I gave up trying to advise him, it's akin to putting espresso before a tea drinker.


----------



## coffeebean

Hi, give me a shout and I can quote you for everything you will need for a dual fuel machine including installation - sounds an interesting idea!! Andy


----------



## Stben

coffeebean said:


> Hi, give me a shout and I can quote you for everything you will need for a dual fuel machine including installation - sounds an interesting idea!! Andy


Hi thanks

I have most things at moment fracino duel fuel machine grinder etc, biggest thing trying to sort at moment is the gas ,is there another option rather than using a gas cylinder, which would have to sit next to car


----------



## Jon

Have you bought this Mini already?


----------



## coffeebean

How much of the interior of the car are you keeping? If you are taking the seats out you would probably have room for a gas locker for a bottle


----------



## jlarkin

Jumbo Ratty said:


> Ive had a brain wave !
> 
> Ditch the idea of ramps, take a shovel. Takes up less space than 4 purpose built ramps and is readily available from hardware stores.
> 
> Dig a big hole behind where you park the car, you stand in the hole and the machine will be at the right height.
> 
> You can also level the earth the cars wheels are on. Simply replace the earth before you leave.
> 
> you'll find a thanks button below this post


Thanks Jumbo. Made me genuinely laugh out loud


----------



## Stben

coffeebean said:


> How much of the interior of the car are you keeping? If you are taking the seats out you would probably have room for a gas locker for a bottle


I'm planning on removing rear seats anyway, possibly front passenger seat depending on how things fit in,

i have been looking at refillable cylinders(at fuel station) like used in some motor homes which would mean could top up cylinder do away with need for back up cylinder,

would a cylinder in a gas locker be acceptable for inside vehicle re gas safety certificate


----------



## blueray

I do run a mobile coffee van and lots of what you are after involves all kinds of regulations and will vary with who does the safety check.

First you will need a vent inside the rear of the car boot for ventilation (crazy I know as you are outside the car but there the regs)

as far as the gas is concerned you will need to run copper pipe to an exit point and include a separate shut off valve and then I ran 2m rubber hose to the cylinder it has to be min 1m away from the car

when it comes to an enclosure you can use a dog cage which has air flow and can be secure from the public. Hope this helps.


----------



## Stben

blueray said:


> I do run a mobile coffee van and lots of what you are after involves all kinds of regulations and will vary with who does the safety check.
> 
> First you will need a vent inside the rear of the car boot for ventilation (crazy I know as you are outside the car but there the regs)
> 
> as far as the gas is concerned you will need to run copper pipe to an exit point and include a separate shut off valve and then I ran 2m rubber hose to the cylinder it has to be min 1m away from the car
> 
> when it comes to an enclosure you can use a dog cage which has air flow and can be secure from the public. Hope this helps.

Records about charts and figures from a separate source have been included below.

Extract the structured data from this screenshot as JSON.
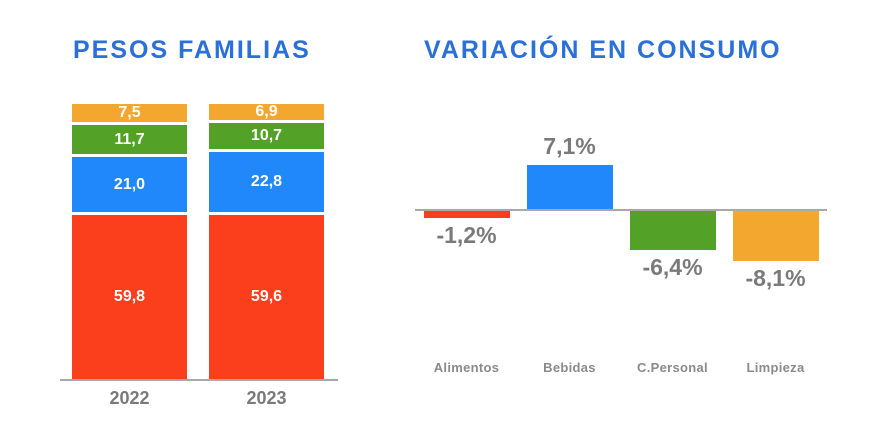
{
  "chart_data": [
    {
      "type": "bar",
      "subtype": "stacked",
      "title": "PESOS FAMILIAS",
      "categories": [
        "2022",
        "2023"
      ],
      "series": [
        {
          "name": "red",
          "color": "#FB3E1C",
          "values": [
            59.8,
            59.6
          ],
          "labels": [
            "59,8",
            "59,6"
          ]
        },
        {
          "name": "blue",
          "color": "#2088FB",
          "values": [
            21.0,
            22.8
          ],
          "labels": [
            "21,0",
            "22,8"
          ]
        },
        {
          "name": "green",
          "color": "#53A126",
          "values": [
            11.7,
            10.7
          ],
          "labels": [
            "11,7",
            "10,7"
          ]
        },
        {
          "name": "orange",
          "color": "#F3A72F",
          "values": [
            7.5,
            6.9
          ],
          "labels": [
            "7,5",
            "6,9"
          ]
        }
      ],
      "ylim": [
        0,
        100
      ],
      "legend": "none",
      "grid": "off"
    },
    {
      "type": "bar",
      "title": "VARIACIÓN EN CONSUMO",
      "categories": [
        "Alimentos",
        "Bebidas",
        "C.Personal",
        "Limpieza"
      ],
      "values": [
        -1.2,
        7.1,
        -6.4,
        -8.1
      ],
      "value_labels": [
        "-1,2%",
        "7,1%",
        "-6,4%",
        "-8,1%"
      ],
      "colors": [
        "#FB3E1C",
        "#2088FB",
        "#53A126",
        "#F3A72F"
      ],
      "baseline": 0,
      "legend": "none",
      "grid": "off"
    }
  ],
  "colors": {
    "title": "#2B70D8",
    "label_gray": "#7A7A7A",
    "axis": "#A8A8A8",
    "background": "#FFFFFF"
  }
}
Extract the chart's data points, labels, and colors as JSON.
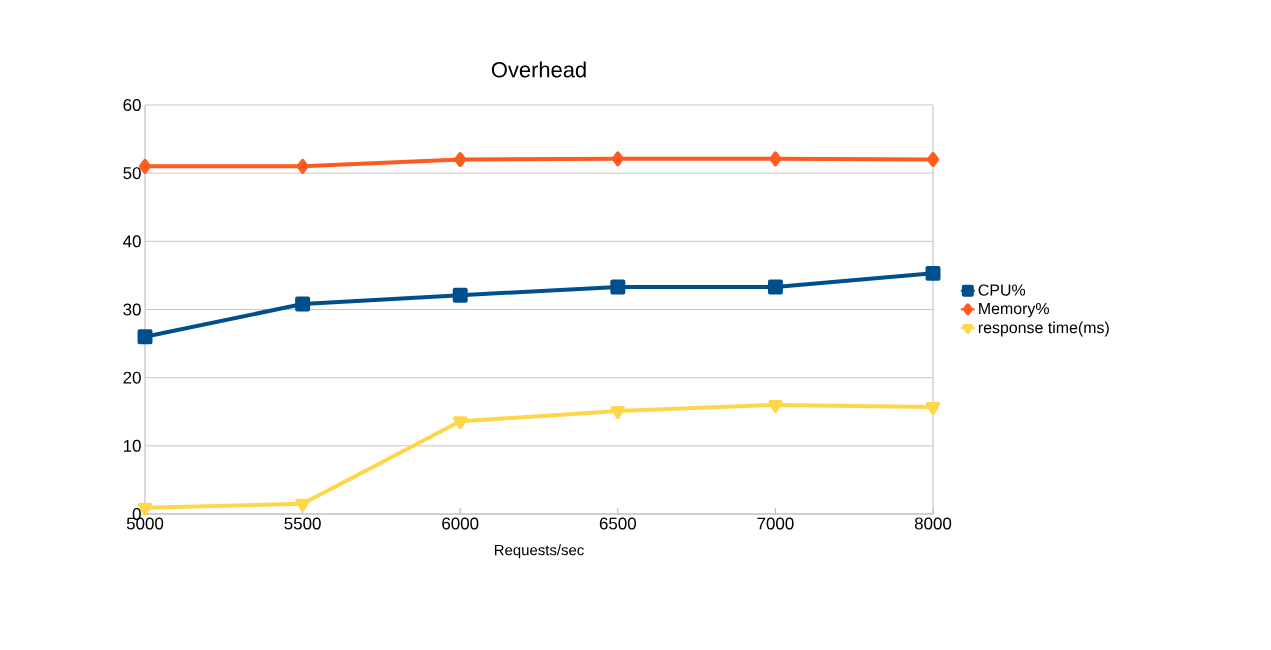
{
  "chart_data": {
    "type": "line",
    "title": "Overhead",
    "xlabel": "Requests/sec",
    "categories": [
      "5000",
      "5500",
      "6000",
      "6500",
      "7000",
      "8000"
    ],
    "series": [
      {
        "name": "CPU%",
        "color": "#004f8b",
        "marker": "square",
        "values": [
          26,
          30.8,
          32.1,
          33.3,
          33.3,
          35.3
        ]
      },
      {
        "name": "Memory%",
        "color": "#ff5a1f",
        "marker": "diamond",
        "values": [
          51,
          51,
          52,
          52.1,
          52.1,
          52
        ]
      },
      {
        "name": "response time(ms)",
        "color": "#ffd54a",
        "marker": "triangle",
        "values": [
          0.9,
          1.5,
          13.6,
          15.1,
          16,
          15.7
        ]
      }
    ],
    "ylim": [
      0,
      60
    ],
    "yticks": [
      0,
      10,
      20,
      30,
      40,
      50,
      60
    ],
    "grid": "y",
    "legend": "right"
  }
}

Yes that is a help, looking at regulations I don't think I will get away with fixing cylinder in vehicle,

do u carry a spare cylinder,

i didn't want to operate with cylinder outside of car but looks like only way to go

thanks


----------



## blueray

Yes I do carry a spare cylinder but if you start with a full one that will last 4-5 full day events I usually carry the spare when I have done between 2-3 events

but as you can see it is possible not to. Make sure you always ask the event if they have electricity available and rig the car with a mains input plug.

Where are you based.


----------



## Stben

blueray said:


> Yes I do carry a spare cylinder but if you start with a full one that will last 4-5 full day events I usually carry the spare when I have done between 2-3 events
> 
> but as you can see it is possible not to. Make sure you always ask the event if they have electricity available and rig the car with a mains input plug.
> 
> Where are you based.


based in Aberdeen, Scotland,

most events I may have my van alongside as well, (for ice cream bike) so carrying spare cylinder shouldn't be problem, but ideally would like to have everything fitted in mini that's required,


----------